Sustaining Impact through the Farm Bill
Throughout the COVID-19 pandemic, USDA responded to market and supply chain disruptions that left families and farmers vulnerable to food insecurity and unprecedented revenue loss. Last year, USDA announced a food system transformation framework that invested in strengthening essential elements of the food system, building resiliency, promoting greater competition, and generating economic opportunity for small and medium scale producers.
While these USDA initiatives addressed unique challenges along the supply chain – from production, to processing, workforce development, distribution, and market development – these investments complemented one another to address the supply chain as a whole and build true resilience. The overarching goals are to:
- build a more resilient food supply chain while reducing carbon pollution;
- create fairer markets through competition and increasing access for small scale producers to the marketplace;
- make nutritious food affordable and readily available; and
- implement all in an equitable manner so investments reach even the most remote or underserved communities.
The farm bill offers a pathway to carry forward the goals of the Food System Transformation Network, including the Regional Food Business Centers.
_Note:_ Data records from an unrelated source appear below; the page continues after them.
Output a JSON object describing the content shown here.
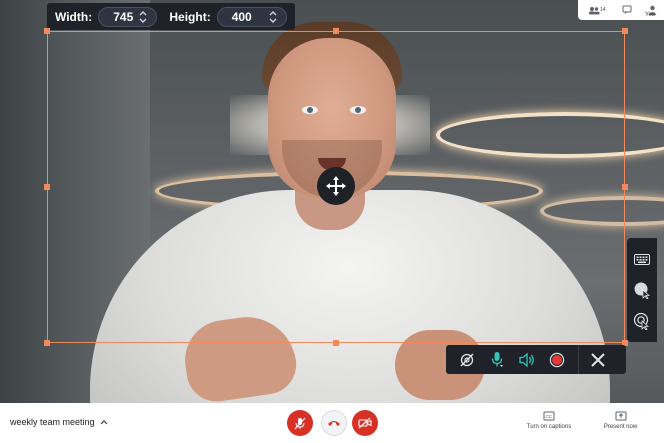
{
  "size_bar": {
    "width_label": "Width:",
    "width_value": "745",
    "height_label": "Height:",
    "height_value": "400"
  },
  "top_right": {
    "participants_count": "14",
    "you_label": "You"
  },
  "side_tools": {
    "icons": [
      "keyboard-icon",
      "cursor-highlight-icon",
      "click-ripple-icon"
    ]
  },
  "record_tools": {
    "icons": [
      "camera-off-icon",
      "microphone-icon",
      "speaker-icon",
      "record-icon",
      "close-icon"
    ],
    "record_color": "#e53935"
  },
  "bottom_bar": {
    "meeting_name": "weekly team meeting",
    "captions_label": "Turn on captions",
    "present_label": "Present now"
  },
  "colors": {
    "accent": "#f08a5d",
    "danger": "#d93025",
    "toolbar_bg": "#1f2329"
  }
}
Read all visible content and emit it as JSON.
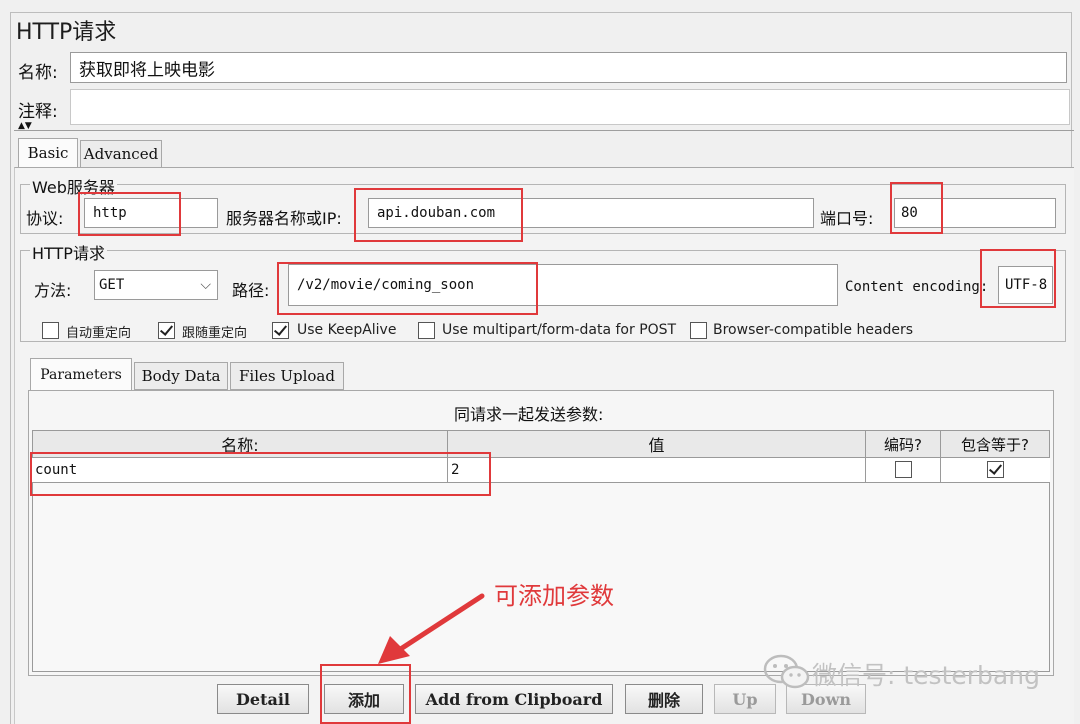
{
  "panel": {
    "title": "HTTP请求",
    "name_label": "名称:",
    "name_value": "获取即将上映电影",
    "comment_label": "注释:",
    "comment_value": ""
  },
  "tabs": [
    {
      "label": "Basic",
      "active": true
    },
    {
      "label": "Advanced",
      "active": false
    }
  ],
  "web_server": {
    "legend": "Web服务器",
    "protocol_label": "协议:",
    "protocol_value": "http",
    "server_label": "服务器名称或IP:",
    "server_value": "api.douban.com",
    "port_label": "端口号:",
    "port_value": "80"
  },
  "http_request": {
    "legend": "HTTP请求",
    "method_label": "方法:",
    "method_value": "GET",
    "path_label": "路径:",
    "path_value": "/v2/movie/coming_soon",
    "encoding_label": "Content encoding:",
    "encoding_value": "UTF-8"
  },
  "options": [
    {
      "label": "自动重定向",
      "checked": false
    },
    {
      "label": "跟随重定向",
      "checked": true
    },
    {
      "label": "Use KeepAlive",
      "checked": true
    },
    {
      "label": "Use multipart/form-data for POST",
      "checked": false
    },
    {
      "label": "Browser-compatible headers",
      "checked": false
    }
  ],
  "sub_tabs": [
    {
      "label": "Parameters",
      "active": true
    },
    {
      "label": "Body Data",
      "active": false
    },
    {
      "label": "Files Upload",
      "active": false
    }
  ],
  "params": {
    "caption": "同请求一起发送参数:",
    "columns": [
      "名称:",
      "值",
      "编码?",
      "包含等于?"
    ],
    "rows": [
      {
        "name": "count",
        "value": "2",
        "encode": false,
        "include_equals": true
      }
    ]
  },
  "annotation": {
    "text": "可添加参数",
    "color": "#e0393b"
  },
  "buttons": [
    {
      "label": "Detail",
      "enabled": true
    },
    {
      "label": "添加",
      "enabled": true
    },
    {
      "label": "Add from Clipboard",
      "enabled": true
    },
    {
      "label": "删除",
      "enabled": true
    },
    {
      "label": "Up",
      "enabled": false
    },
    {
      "label": "Down",
      "enabled": false
    }
  ],
  "watermark": {
    "text": "微信号: testerbang",
    "icon": "wechat-icon"
  }
}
The 2023 Farm Bill should:
- Sustain historic investments beyond the onetime infusion of funding from the American Rescue Plan Act to ensure the networks and value-chain development continue beyond the life of the initial cooperative agreements.
- Prioritize funding for agreements in an equitable manner with investments reaching underserved producers, businesses, and communities.
- Ensure sufficient geographic coverage with an emphasis on community-led centers with a smaller geographic footprint to allow for ongoing coordination among trusted partners and networks.
- Maintain the focus on partnerships of several entities and organization types that can demonstrate their track record of working within communities and readily deploy technical assistance or funding for business development.
- Require USDA to provide a report to Congress evaluating the degree, nature, and effectiveness of the Centers’ engagement with underserved producers, and make the data on which the report is based publicly available.